Wednesday, April 1, 2009

PMO value to a mid-sized organization – Charanya Girish

Editor’s Note: This issue is brought written by Charanya Girish. Charanya is the Director, Project Management at MESSA (Michigan Special Services Assoc.). She is a certified PMP with over 17 years experience in Project & Program Mgmt and PMOs. She is a member of the PMIGLC Advanced Topics Seminar team, WiPM and the Communications team, PMO SIG. Thanks, Charanya!

A disciplined approach to project execution is recognized as an essential factor for project success in organizations, large and small. The steady growth of Project Management Offices (PMOs) over the last few years in mid-sized enterprises proves that these businesses recognize the value Project Management (PM) can provide.

PMOs come in different flavors depending on their authority and the projects under their purview. At one book-end is the PMO that only provides methodology support for project managers. On the other end they have significant authority over prioritization and management of projects. Mid–sized organizations often do not have deep pockets and so will benefit from a PMO that is more than a mere methodology support arm. A three layered approach proposed below ensures enduring success for the organization.

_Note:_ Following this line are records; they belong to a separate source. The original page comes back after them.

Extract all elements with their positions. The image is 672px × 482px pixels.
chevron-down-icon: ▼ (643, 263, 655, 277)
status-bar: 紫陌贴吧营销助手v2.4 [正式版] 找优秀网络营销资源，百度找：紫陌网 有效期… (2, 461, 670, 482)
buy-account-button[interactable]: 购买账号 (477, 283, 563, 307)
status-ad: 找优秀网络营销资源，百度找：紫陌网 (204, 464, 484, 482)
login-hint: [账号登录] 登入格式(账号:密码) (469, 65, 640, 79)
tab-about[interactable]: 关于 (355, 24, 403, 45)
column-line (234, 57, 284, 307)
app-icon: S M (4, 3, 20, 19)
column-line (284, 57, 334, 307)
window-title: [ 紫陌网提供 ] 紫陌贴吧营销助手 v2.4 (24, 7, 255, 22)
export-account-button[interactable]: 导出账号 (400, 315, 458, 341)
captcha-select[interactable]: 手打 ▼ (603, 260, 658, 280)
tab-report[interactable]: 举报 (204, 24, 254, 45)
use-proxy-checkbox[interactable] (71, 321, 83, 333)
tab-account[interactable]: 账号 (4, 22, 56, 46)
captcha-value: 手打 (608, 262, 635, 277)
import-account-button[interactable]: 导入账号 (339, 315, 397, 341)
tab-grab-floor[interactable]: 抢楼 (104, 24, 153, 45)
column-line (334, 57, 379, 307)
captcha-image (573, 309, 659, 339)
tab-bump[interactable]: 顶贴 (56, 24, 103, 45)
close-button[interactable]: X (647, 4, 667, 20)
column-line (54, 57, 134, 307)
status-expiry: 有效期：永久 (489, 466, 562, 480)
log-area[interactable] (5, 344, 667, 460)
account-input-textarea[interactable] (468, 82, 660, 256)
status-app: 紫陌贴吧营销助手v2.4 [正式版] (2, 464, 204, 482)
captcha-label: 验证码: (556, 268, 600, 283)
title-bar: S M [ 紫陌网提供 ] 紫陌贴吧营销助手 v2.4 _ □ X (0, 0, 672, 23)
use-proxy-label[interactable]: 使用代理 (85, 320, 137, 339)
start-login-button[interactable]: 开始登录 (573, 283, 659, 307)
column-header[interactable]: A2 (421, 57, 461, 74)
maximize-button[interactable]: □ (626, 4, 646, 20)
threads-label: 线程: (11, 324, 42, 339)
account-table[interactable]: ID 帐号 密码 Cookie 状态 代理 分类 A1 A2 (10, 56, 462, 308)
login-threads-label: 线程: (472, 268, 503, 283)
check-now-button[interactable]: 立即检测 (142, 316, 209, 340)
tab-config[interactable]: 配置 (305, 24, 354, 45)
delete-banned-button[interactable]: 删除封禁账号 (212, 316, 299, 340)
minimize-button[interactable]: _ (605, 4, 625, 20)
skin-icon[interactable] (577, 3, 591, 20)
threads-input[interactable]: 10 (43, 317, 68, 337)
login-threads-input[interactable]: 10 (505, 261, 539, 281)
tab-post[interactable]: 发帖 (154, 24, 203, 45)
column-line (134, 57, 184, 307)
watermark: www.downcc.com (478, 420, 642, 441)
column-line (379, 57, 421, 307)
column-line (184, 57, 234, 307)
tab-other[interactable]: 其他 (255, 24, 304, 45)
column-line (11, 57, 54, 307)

In the formative stage, it is best to start with a conservative approach with the PMO as the owner of PM standards and methodology. Repeatable best practices are built up over time so that more successful projects flow through to the bottom line, helping build a strong foundation for future phases.

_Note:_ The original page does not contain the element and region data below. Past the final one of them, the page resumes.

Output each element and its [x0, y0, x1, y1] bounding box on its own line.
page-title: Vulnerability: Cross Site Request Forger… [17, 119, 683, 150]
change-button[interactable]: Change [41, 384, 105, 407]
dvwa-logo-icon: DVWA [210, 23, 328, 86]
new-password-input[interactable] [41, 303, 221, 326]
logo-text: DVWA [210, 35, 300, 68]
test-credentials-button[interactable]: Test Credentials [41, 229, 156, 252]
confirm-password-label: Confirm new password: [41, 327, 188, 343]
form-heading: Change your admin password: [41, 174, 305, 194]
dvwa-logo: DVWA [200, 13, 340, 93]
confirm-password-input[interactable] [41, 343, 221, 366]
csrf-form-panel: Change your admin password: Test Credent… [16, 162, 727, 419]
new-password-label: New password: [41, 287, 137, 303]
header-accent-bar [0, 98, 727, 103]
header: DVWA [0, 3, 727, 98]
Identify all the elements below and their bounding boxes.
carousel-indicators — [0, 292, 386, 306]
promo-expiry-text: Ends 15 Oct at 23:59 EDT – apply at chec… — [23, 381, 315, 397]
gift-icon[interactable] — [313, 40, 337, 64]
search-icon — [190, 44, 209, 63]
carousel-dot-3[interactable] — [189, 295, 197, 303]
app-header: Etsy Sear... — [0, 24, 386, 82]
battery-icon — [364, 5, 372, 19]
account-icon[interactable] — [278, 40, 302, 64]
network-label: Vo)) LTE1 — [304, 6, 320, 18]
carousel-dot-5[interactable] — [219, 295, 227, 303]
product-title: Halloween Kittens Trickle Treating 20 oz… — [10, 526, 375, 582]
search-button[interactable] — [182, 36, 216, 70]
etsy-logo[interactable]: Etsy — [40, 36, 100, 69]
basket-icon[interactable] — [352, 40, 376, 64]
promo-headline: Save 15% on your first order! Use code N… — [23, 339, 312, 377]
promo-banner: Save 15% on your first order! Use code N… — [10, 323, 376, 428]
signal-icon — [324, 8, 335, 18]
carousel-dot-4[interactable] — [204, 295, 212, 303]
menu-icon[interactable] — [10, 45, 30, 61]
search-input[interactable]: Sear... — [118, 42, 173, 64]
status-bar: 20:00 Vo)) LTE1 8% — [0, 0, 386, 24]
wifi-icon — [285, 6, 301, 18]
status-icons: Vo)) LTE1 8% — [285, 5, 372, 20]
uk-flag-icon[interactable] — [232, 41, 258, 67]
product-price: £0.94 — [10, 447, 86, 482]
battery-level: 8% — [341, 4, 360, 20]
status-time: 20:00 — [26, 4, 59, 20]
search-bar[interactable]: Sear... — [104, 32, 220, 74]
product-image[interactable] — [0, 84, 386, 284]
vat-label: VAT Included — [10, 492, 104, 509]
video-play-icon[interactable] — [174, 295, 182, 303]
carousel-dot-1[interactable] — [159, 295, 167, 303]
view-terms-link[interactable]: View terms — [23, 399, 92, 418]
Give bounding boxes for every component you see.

In the second phase the focus is on Project & Portfolio management (PPM) where the department serves as a source of information on all projects contained in the portfolio. The PMO now becomes a bi-faceted department and has to build a strong governance structure to select, prioritize and monitor project investments. Rigorous change control procedures are put in place with a watchful eye on risk and issue management. Metrics tracking takes place for the portfolio and the information is disseminated among all the stake holders. Thresholds are established to determine which projects need to be monitored by the PMO. The portfolio need not track smaller projects as strict adherence to methodology in its entirety for such projects can be an over kill. Thus as a portfolio manager this Office ensures the methodology is adhered to, projects selected have strong business value and well thought-out plans with committed resources.
The third step is part of an emerging trend that positions the PMO as an entity that influences the strategic direction of the enterprise, while continuing its traditional focus on PPM and methodology. In such circumstances the PMO helps align projects to corporate goals through an integrated enterprise project management process. These set of processes enables the Enterprise Governance Board to accelerate, delay or terminate projects so that the portfolio stays continuously aligned to corporate objectives. The PMO helps in organizational change management by setting up procedures that enable the business units to implement the organization's business strategies.
Realizing benefits from such a transformation is not an overnight phenomenon. Each organization differs in its willingness and ability to adapt to change. Returns can be quantifiable over time by reduction in rework and project life cycles coupled with improved quality. Many establishments have little patience for the alterations a PMO ushers in and initial reactions can be heart breaking, despite strong senior management support. The temptation to do a ‘big bang’ change in a short time should be resisted unless the organization can handle it. Applying the right change leadership steps and having a realistic timeline ensures long term success. Such an evolution makes sure the PMO becomes a powerful catalyst for fostering innovation and delivering value to the enterprise.